Drugie życie gry

Drugie życie gry

redakcja | 30.01.2020, 13:01

Lubimy to, co znamy. A bardzo lubimy to, do czego mamy sentyment, zwłaszcza z dzieciństwa. Choć tylko 10 lat wstecz też robi robotę. A że o dobry pomysł nie jest łatwo, dlatego dookoła mamy pełno sequeli, rebootów i wznowień. Niektóre z nich naprawdę zasługują na uwagę.

Materiał opublikowany w ramach współpracy z producentem kart Palit. 

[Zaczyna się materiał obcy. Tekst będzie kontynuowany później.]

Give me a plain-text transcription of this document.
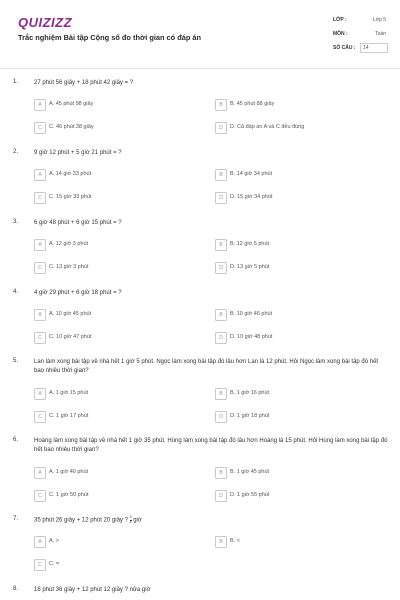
QUIZIZZ
Trắc nghiệm Bài tập Cộng số đo thời gian có đáp án
LỚP :	Lớp 5
MÔN :	Toán
SỐ CÂU :	14
1.	27 phút 56 giây + 18 phút 42 giây = ?
A	A. 45 phút 98 giây	B	B. 45 phút 88 giây
C	C. 46 phút 38 giây	D	D. Cả đáp án A và C đều đúng
2.	9 giờ 12 phút + 5 giờ 21 phút = ?
A	A. 14 giờ 33 phút	B	B. 14 giờ 34 phút
C	C. 15 giờ 33 phút	D	D. 15 giờ 34 phút
3.	6 giờ 48 phút + 6 giờ 15 phút = ?
A	A. 12 giờ 3 phút	B	B. 12 giờ 5 phút
C	C. 13 giờ 3 phút	D	D. 13 giờ 5 phút
4.	4 giờ 29 phút + 6 giờ 18 phút = ?
A	A. 10 giờ 45 phút	B	B. 10 giờ 46 phút
C	C. 10 giờ 47 phút	D	D. 10 giờ 48 phút
5.	Lan làm xong bài tập về nhà hết 1 giờ 5 phút. Ngọc làm xong bài tập đó lâu hơn Lan là 12 phút. Hỏi Ngọc làm xong bài tập đó hết bao nhiêu thời gian?
A	A. 1 giờ 15 phút	B	B. 1 giờ 16 phút
C	C. 1 giờ 17 phút	D	D. 1 giờ 18 phút
6.	Hoàng làm xong bài tập về nhà hết 1 giờ 35 phút. Hùng làm xong bài tập đó lâu hơn Hoàng là 15 phút. Hỏi Hùng làm xong bài tập đó hết bao nhiêu thời gian?
A	A. 1 giờ 40 phút	B	B. 1 giờ 45 phút
C	C. 1 giờ 50 phút	D	D. 1 giờ 55 phút
7.	35 phút 26 giây + 12 phút 20 giây ? $\frac{3}{4}$ giờ
A	A. >	B	B. <
C	C. =
8.	18 phút 36 giây + 12 phút 12 giây ? nửa giờ
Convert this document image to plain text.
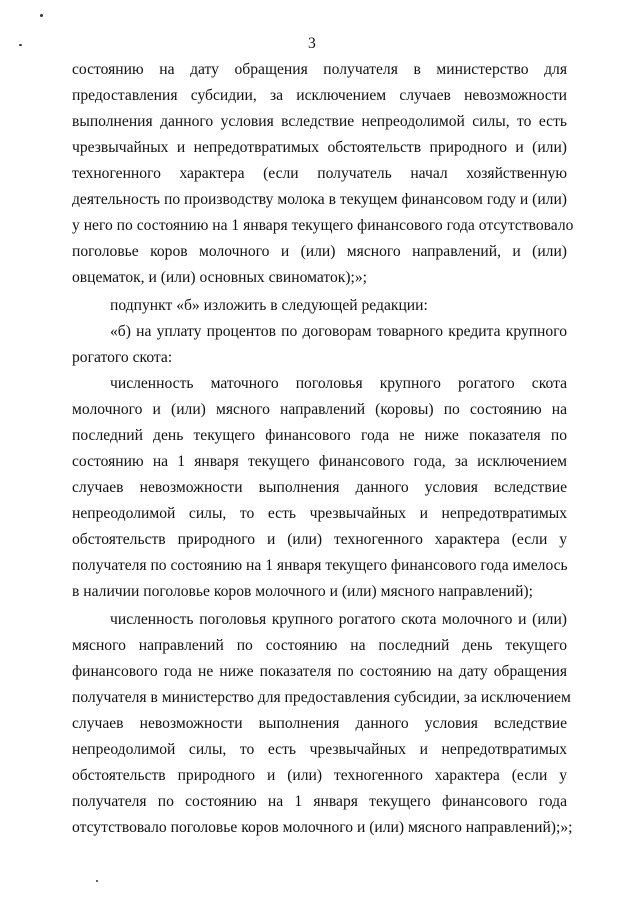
3
состоянию на дату обращения получателя в министерство для
предоставления субсидии, за исключением случаев невозможности
выполнения данного условия вследствие непреодолимой силы, то есть
чрезвычайных и непредотвратимых обстоятельств природного и (или)
техногенного характера (если получатель начал хозяйственную
деятельность по производству молока в текущем финансовом году и (или)
у него по состоянию на 1 января текущего финансового года отсутствовало
поголовье коров молочного и (или) мясного направлений, и (или)
овцематок, и (или) основных свиноматок);»;
подпункт «б» изложить в следующей редакции:
«б) на уплату процентов по договорам товарного кредита крупного
рогатого скота:
численность маточного поголовья крупного рогатого скота
молочного и (или) мясного направлений (коровы) по состоянию на
последний день текущего финансового года не ниже показателя по
состоянию на 1 января текущего финансового года, за исключением
случаев невозможности выполнения данного условия вследствие
непреодолимой силы, то есть чрезвычайных и непредотвратимых
обстоятельств природного и (или) техногенного характера (если у
получателя по состоянию на 1 января текущего финансового года имелось
в наличии поголовье коров молочного и (или) мясного направлений);
численность поголовья крупного рогатого скота молочного и (или)
мясного направлений по состоянию на последний день текущего
финансового года не ниже показателя по состоянию на дату обращения
получателя в министерство для предоставления субсидии, за исключением
случаев невозможности выполнения данного условия вследствие
непреодолимой силы, то есть чрезвычайных и непредотвратимых
обстоятельств природного и (или) техногенного характера (если у
получателя по состоянию на 1 января текущего финансового года
отсутствовало поголовье коров молочного и (или) мясного направлений);»;
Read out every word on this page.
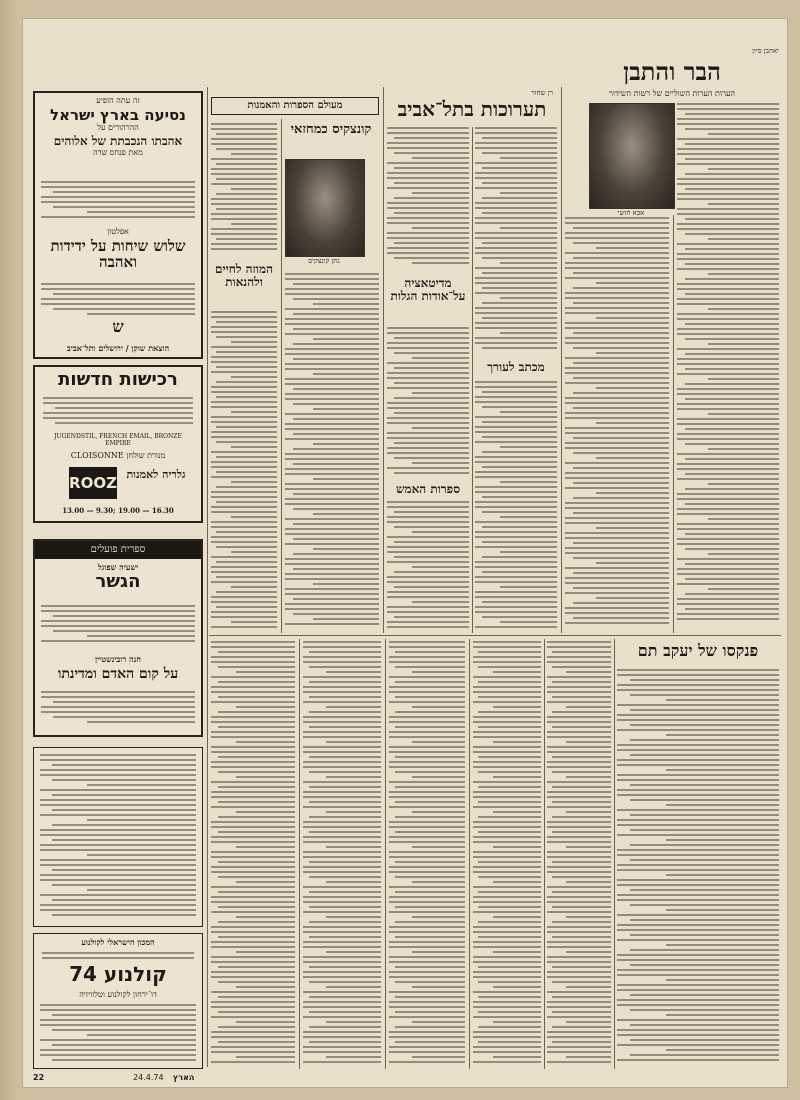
זה עתה הופיע
נסיעה בארץ ישראל
ההרהורים על
אהבתו הנכבתת של אלוהים
מאת פנחס שדה
אפלטון
שלוש שיחות על ידידות ואהבה
ש
הוצאת שוקן / ירושלים ותל־אביב
רכישות חדשות
JUGENDSTIL, FRENCH EMAIL, BRONZE EMPIRE
מנורת שולחן CLOISONNE
ROOZ גלריה לאמנות
16.30 — 19.00 ;9.30 — 13.00
ספרית פועלים
ישעיה שפוגל
הגשר
חנה רובינשטיין
על קום האדם ומדינתו
המכון הישראלי לקולנוע
קולנוע 74
דו־ירחון לקולנוע וטלוויזיה
מעולם הספרות והאמנות
קונצקיס כמחזאי
נתן קונצקיס
המוזה לחיים ולהנאות
רן שחור
תערוכות בתל־אביב
מדיטאציה על־אודות הגלות
מכתב לעורך
ספרות האמש
יאהבן סיון
הבר והתבן
הערות הערות השוליים של רשות השידור
אבא חושי
פנקסו של יעקב תם
22	24.4.74 הארץ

Dalsza część tekstu pod wideo

Przemysł gier komputerowych nie różni się specjalnie od przemysłu filmowego. Dobry pomysł jest eksploatowany tak długo jak to tylko możliwe. Ale w końcu się zużywa, a na zrobienie dobrego rebootu też trzeba mieć pomysł. Dlatego od niedawna pojawił się nowy trend widoczny przede wszystkim w grach komputerowych (w kinie poszli w inną stronę). Skupiamy się na różnicach technicznych. Stare filmy oparte na technologii (Bond, Batman, większość SF) budzą dziś uśmiech politowania, podobnie gry sprzed 30 lat. Współczesne możliwości techniczne są nieporównywalnie większe.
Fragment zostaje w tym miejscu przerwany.